Les 1001 héroïnes

Magdalene Sisters & Philomena - Les 1001 héroïnes de Eléonore Stevenin #19

Magdalene Sisters & Philomena - Les 1001 héroïnes de Eléonore Stevenin #19

Bonjour et bienvenue dans cet épisode de 1001 héroïnes, une chronique qui vous fait découvrir chaque semaine des héroïnes européennes de livres ou de films ! 

Il y a quelques temps, je vous ai parlé d’un roman poignant, Les Graciées, qui mettait en lumière le sort funeste des “sorcières” : 60 000 femmes assassinées entre le XVème et le XVIIIème siècle, souvent brûlées vives. Je vous disais que la cause profonde des “chasses aux sorcières” de ces siècles était sans conteste le patriarcat. Ces femmes ne correspondaient pas à la vision des femmes attendue par la chrétienté de l’époque.
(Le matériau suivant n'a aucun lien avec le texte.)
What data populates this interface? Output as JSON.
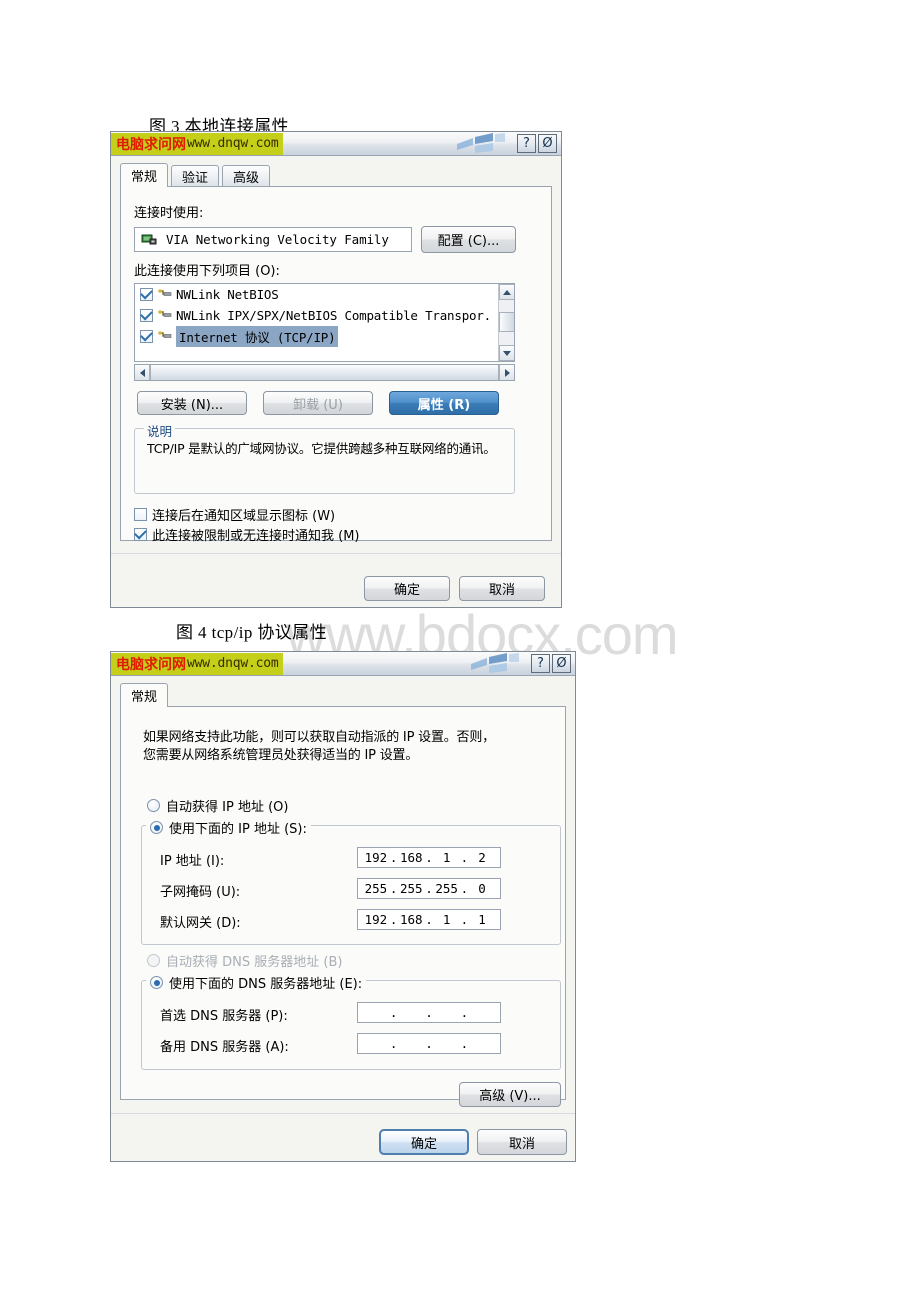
{
  "page": {
    "watermark": "www.bdocx.com",
    "caption_fig3": "图 3 本地连接属性",
    "caption_fig4": "图 4 tcp/ip 协议属性"
  },
  "titlebar": {
    "site_cn": "电脑求问网",
    "site_url": "www.dnqw.com",
    "help_btn": "?",
    "close_btn": "Ø",
    "highlight_color": "#c3cf18",
    "cn_text_color": "#e01b00"
  },
  "lan_dialog": {
    "tabs": [
      {
        "label": "常规",
        "active": true
      },
      {
        "label": "验证",
        "active": false
      },
      {
        "label": "高级",
        "active": false
      }
    ],
    "connect_using_label": "连接时使用:",
    "adapter_name": "VIA Networking Velocity Family",
    "configure_button": "配置 (C)...",
    "items_label": "此连接使用下列项目 (O):",
    "protocols": [
      {
        "name": "NWLink NetBIOS",
        "checked": true,
        "selected": false
      },
      {
        "name": "NWLink IPX/SPX/NetBIOS Compatible Transpor.",
        "checked": true,
        "selected": false
      },
      {
        "name": "Internet 协议 (TCP/IP)",
        "checked": true,
        "selected": true
      }
    ],
    "install_button": "安装 (N)...",
    "uninstall_button": "卸载 (U)",
    "properties_button": "属性 (R)",
    "description_legend": "说明",
    "description_text": "TCP/IP 是默认的广域网协议。它提供跨越多种互联网络的通讯。",
    "checkbox_tray": {
      "label": "连接后在通知区域显示图标 (W)",
      "checked": false
    },
    "checkbox_notify": {
      "label": "此连接被限制或无连接时通知我 (M)",
      "checked": true
    },
    "ok_button": "确定",
    "cancel_button": "取消"
  },
  "tcp_dialog": {
    "tabs": [
      {
        "label": "常规",
        "active": true
      }
    ],
    "intro_line1": "如果网络支持此功能，则可以获取自动指派的 IP 设置。否则，",
    "intro_line2": "您需要从网络系统管理员处获得适当的 IP 设置。",
    "radio_auto_ip": {
      "label": "自动获得 IP 地址 (O)",
      "checked": false
    },
    "radio_manual_ip": {
      "label": "使用下面的 IP 地址 (S):",
      "checked": true
    },
    "fields": [
      {
        "label": "IP 地址 (I):",
        "octets": [
          "192",
          "168",
          "1",
          "2"
        ]
      },
      {
        "label": "子网掩码 (U):",
        "octets": [
          "255",
          "255",
          "255",
          "0"
        ]
      },
      {
        "label": "默认网关 (D):",
        "octets": [
          "192",
          "168",
          "1",
          "1"
        ]
      }
    ],
    "radio_auto_dns": {
      "label": "自动获得 DNS 服务器地址 (B)",
      "checked": false,
      "disabled": true
    },
    "radio_manual_dns": {
      "label": "使用下面的 DNS 服务器地址 (E):",
      "checked": true
    },
    "dns_fields": [
      {
        "label": "首选 DNS 服务器 (P):",
        "octets": [
          "",
          "",
          "",
          ""
        ]
      },
      {
        "label": "备用 DNS 服务器 (A):",
        "octets": [
          "",
          "",
          "",
          ""
        ]
      }
    ],
    "advanced_button": "高级 (V)...",
    "ok_button": "确定",
    "cancel_button": "取消"
  }
}
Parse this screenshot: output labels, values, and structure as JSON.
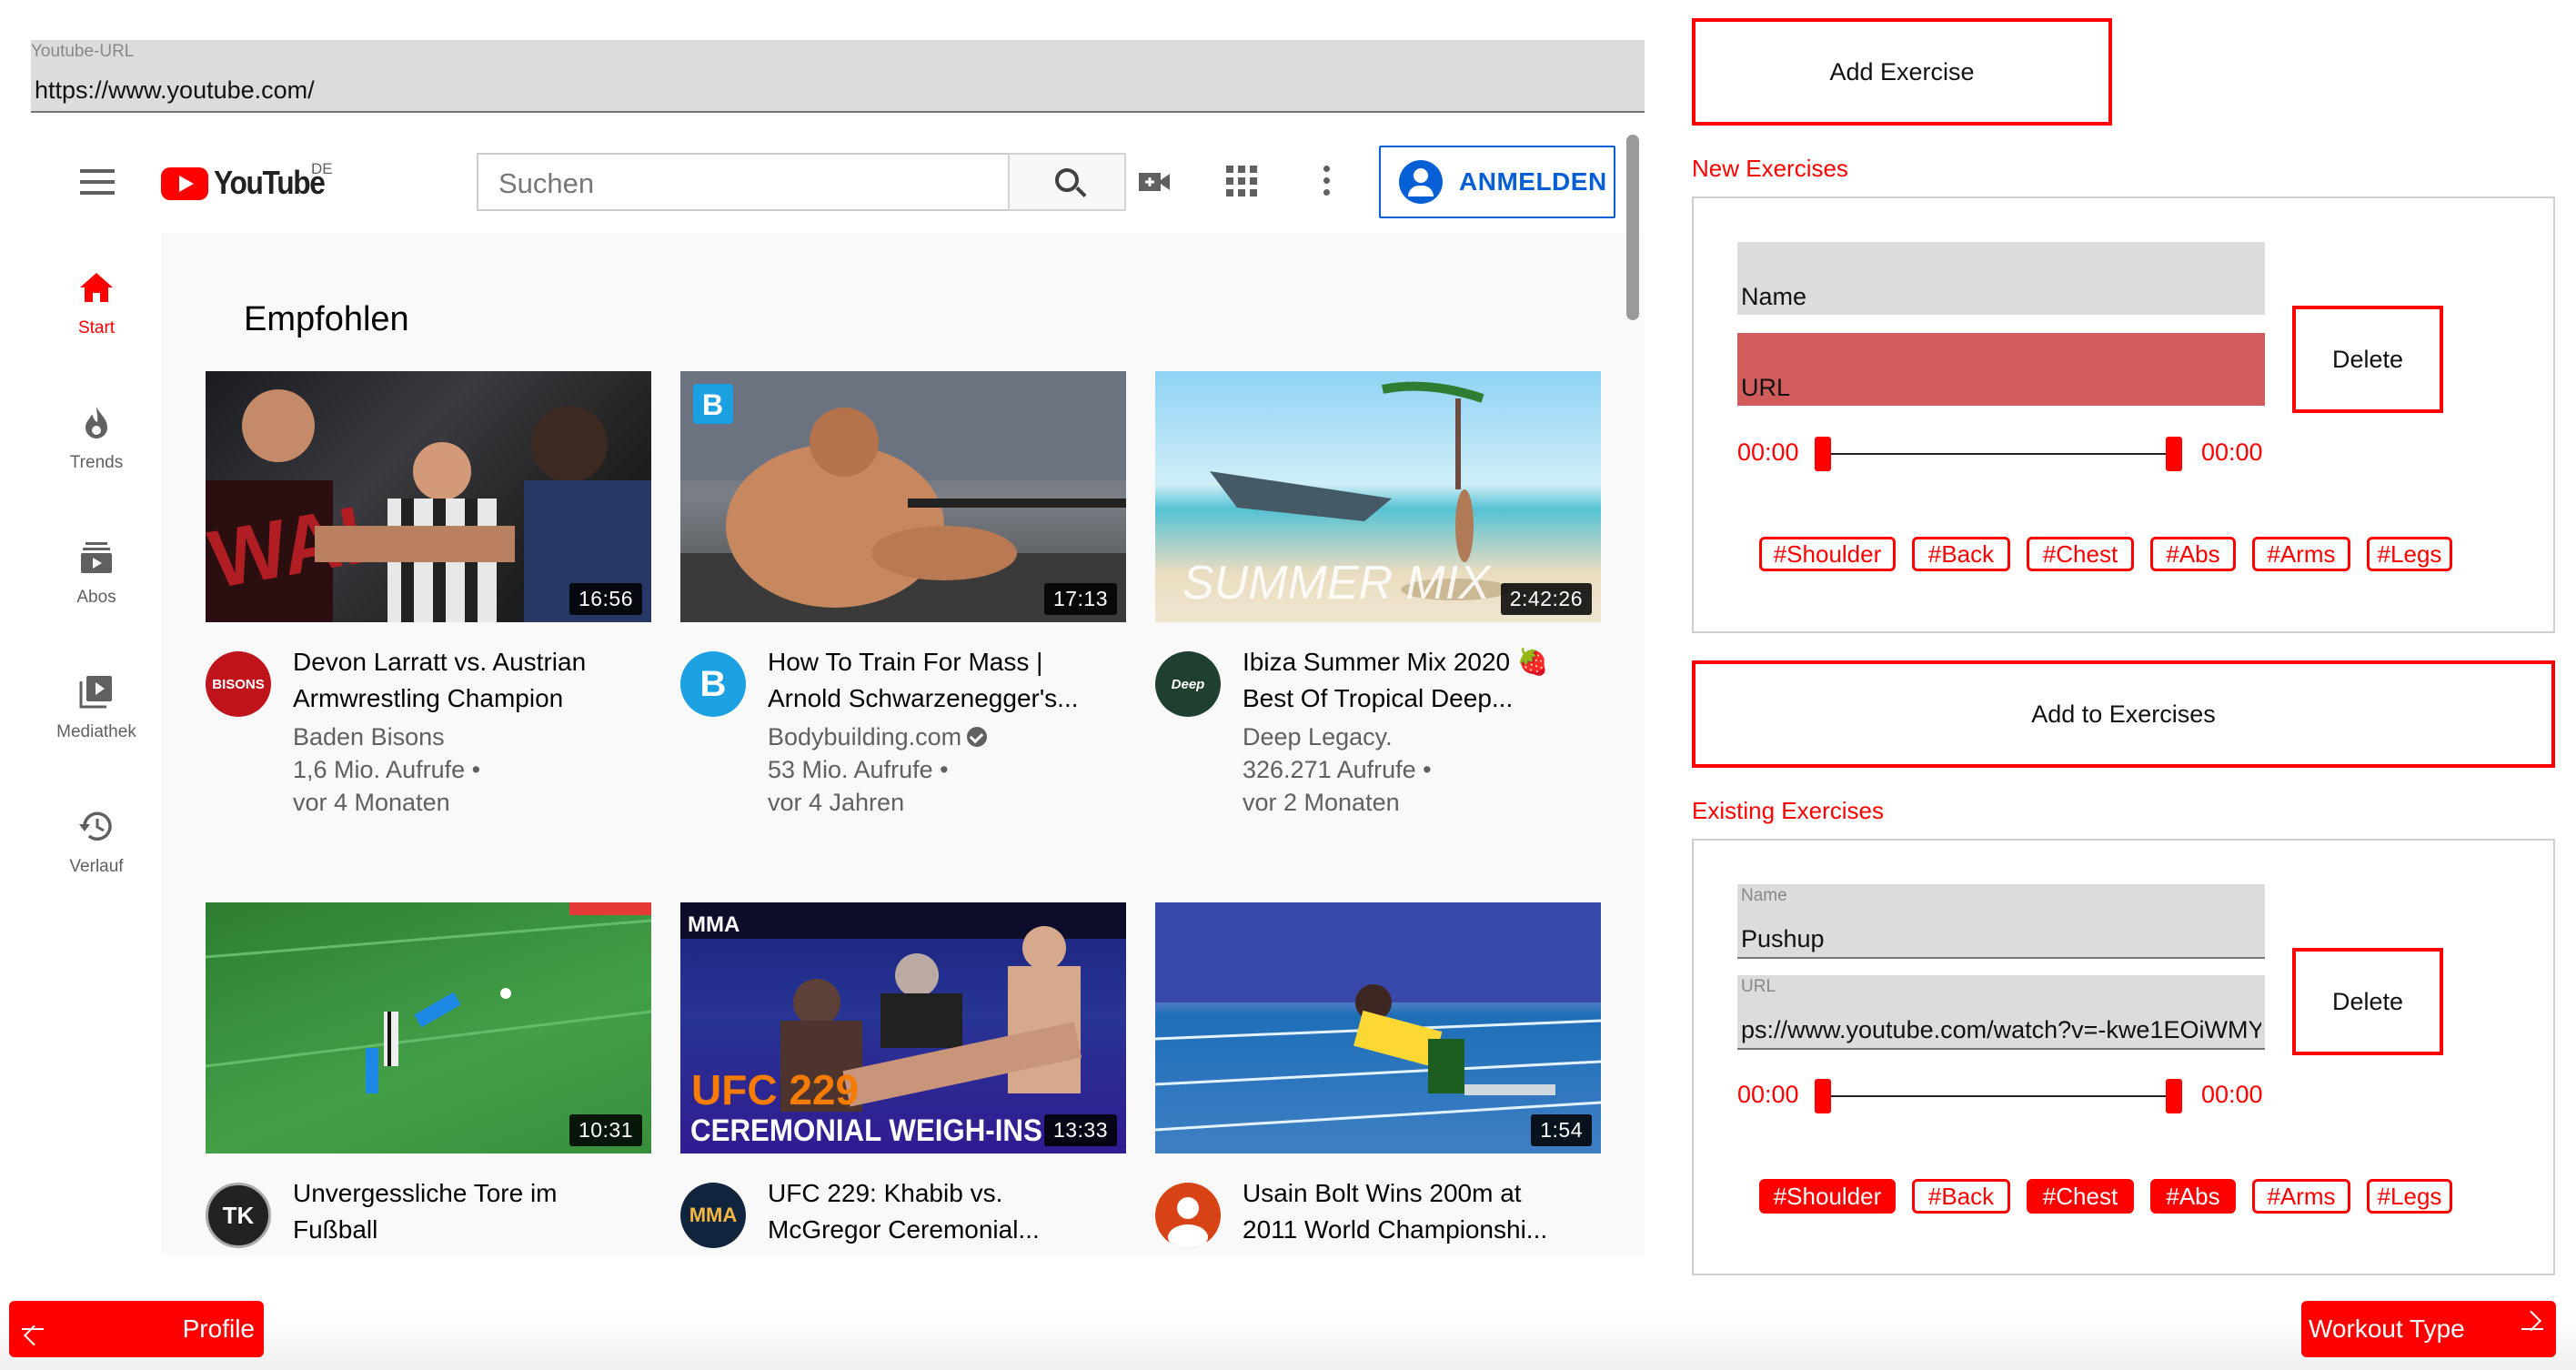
{
  "url_field": {
    "label": "Youtube-URL",
    "value": "https://www.youtube.com/"
  },
  "youtube": {
    "logo_text": "YouTube",
    "region": "DE",
    "search_placeholder": "Suchen",
    "signin_label": "ANMELDEN",
    "nav": [
      {
        "label": "Start",
        "icon": "home-icon"
      },
      {
        "label": "Trends",
        "icon": "flame-icon"
      },
      {
        "label": "Abos",
        "icon": "subscriptions-icon"
      },
      {
        "label": "Mediathek",
        "icon": "library-icon"
      },
      {
        "label": "Verlauf",
        "icon": "history-icon"
      }
    ],
    "section_title": "Empfohlen",
    "videos": [
      {
        "title1": "Devon Larratt vs. Austrian",
        "title2": "Armwrestling Champion",
        "channel": "Baden Bisons",
        "views": "1,6 Mio. Aufrufe •",
        "age": "vor 4 Monaten",
        "duration": "16:56",
        "verified": false
      },
      {
        "title1": "How To Train For Mass |",
        "title2": "Arnold Schwarzenegger's...",
        "channel": "Bodybuilding.com",
        "views": "53 Mio. Aufrufe •",
        "age": "vor 4 Jahren",
        "duration": "17:13",
        "verified": true
      },
      {
        "title1": "Ibiza Summer Mix 2020 🍓",
        "title2": "Best Of Tropical Deep...",
        "channel": "Deep Legacy.",
        "views": "326.271 Aufrufe •",
        "age": "vor 2 Monaten",
        "duration": "2:42:26",
        "verified": false
      },
      {
        "title1": "Unvergessliche Tore im",
        "title2": "Fußball",
        "duration": "10:31"
      },
      {
        "title1": "UFC 229: Khabib vs.",
        "title2": "McGregor Ceremonial...",
        "duration": "13:33"
      },
      {
        "title1": "Usain Bolt Wins 200m at",
        "title2": "2011 World Championshi...",
        "duration": "1:54"
      }
    ],
    "thumb_texts": {
      "summer": "SUMMER MIX",
      "ufc1": "UFC 229",
      "ufc2": "CEREMONIAL WEIGH-INS",
      "mma": "MMA",
      "avatar_tk": "TK",
      "avatar_bisons": "BISONS",
      "avatar_deep": "Deep"
    }
  },
  "panel": {
    "add_exercise": "Add Exercise",
    "new_title": "New Exercises",
    "new_card": {
      "name_value": "Name",
      "url_value": "URL",
      "start": "00:00",
      "end": "00:00",
      "delete": "Delete",
      "start_pos": 0.0,
      "end_pos": 1.0
    },
    "tags": [
      "#Shoulder",
      "#Back",
      "#Chest",
      "#Abs",
      "#Arms",
      "#Legs"
    ],
    "add_to": "Add to Exercises",
    "existing_title": "Existing Exercises",
    "existing_card": {
      "name_label": "Name",
      "name_value": "Pushup",
      "url_label": "URL",
      "url_value": "ps://www.youtube.com/watch?v=-kwe1EOiWMY",
      "start": "00:00",
      "end": "00:00",
      "delete": "Delete",
      "selected_tags": [
        "#Shoulder",
        "#Chest",
        "#Abs"
      ],
      "start_pos": 0.0,
      "end_pos": 1.0
    }
  },
  "footer": {
    "profile": "Profile",
    "workout_type": "Workout Type"
  },
  "colors": {
    "accent": "#ff0000",
    "yt_blue": "#065fd4",
    "field_bg": "#dcdcdc",
    "error_field": "#d05c5c"
  }
}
Eh bien je veux vous parler aujourd’hui d’une forme de poursuite de ces chasses aux sorcières.

Entre le XIXème siècle et 1996 (1996, c’était hier, soit dit en passant), des dizaines de milliers de jeunes femmes irlandaises ont été enfermées contre leur gré dans des couvents transformés en prison : les institutions religieuses de Marie-Madeleine, en Irlande. D'après les estimations des autorités irlandaises, près 30 000 femmes, souvent très jeunes, ont été enfermées dans ces institutions. Et quand le dernier établissement a fermé (en 1996, donc), une cinquantaine de jeunes femmes occupaient encore les lieux.

L’horreur, si proche de nous …

Eh bien c’est exactement le sentiment du réalisateur Peter Mullan. Emu par le documentaire Sex in A Cold Climate qui rend hommage à ces femmes, il a décidé de réaliser un long métrage fictionnel, inspiré de ces couvents de Marie-Madeleine. Ce film, c’est The Magdalene Sisters. Il est sorti il y a déjà 20 ans, en 2002, et avait reçu le Lion d’or de la Mostra de Venise la même année. J’ai vu ce film il y a une quinzaine d’années, et il m’a bouleversée. Je ne connaissais à l’époque pas du tout cette histoire vraie …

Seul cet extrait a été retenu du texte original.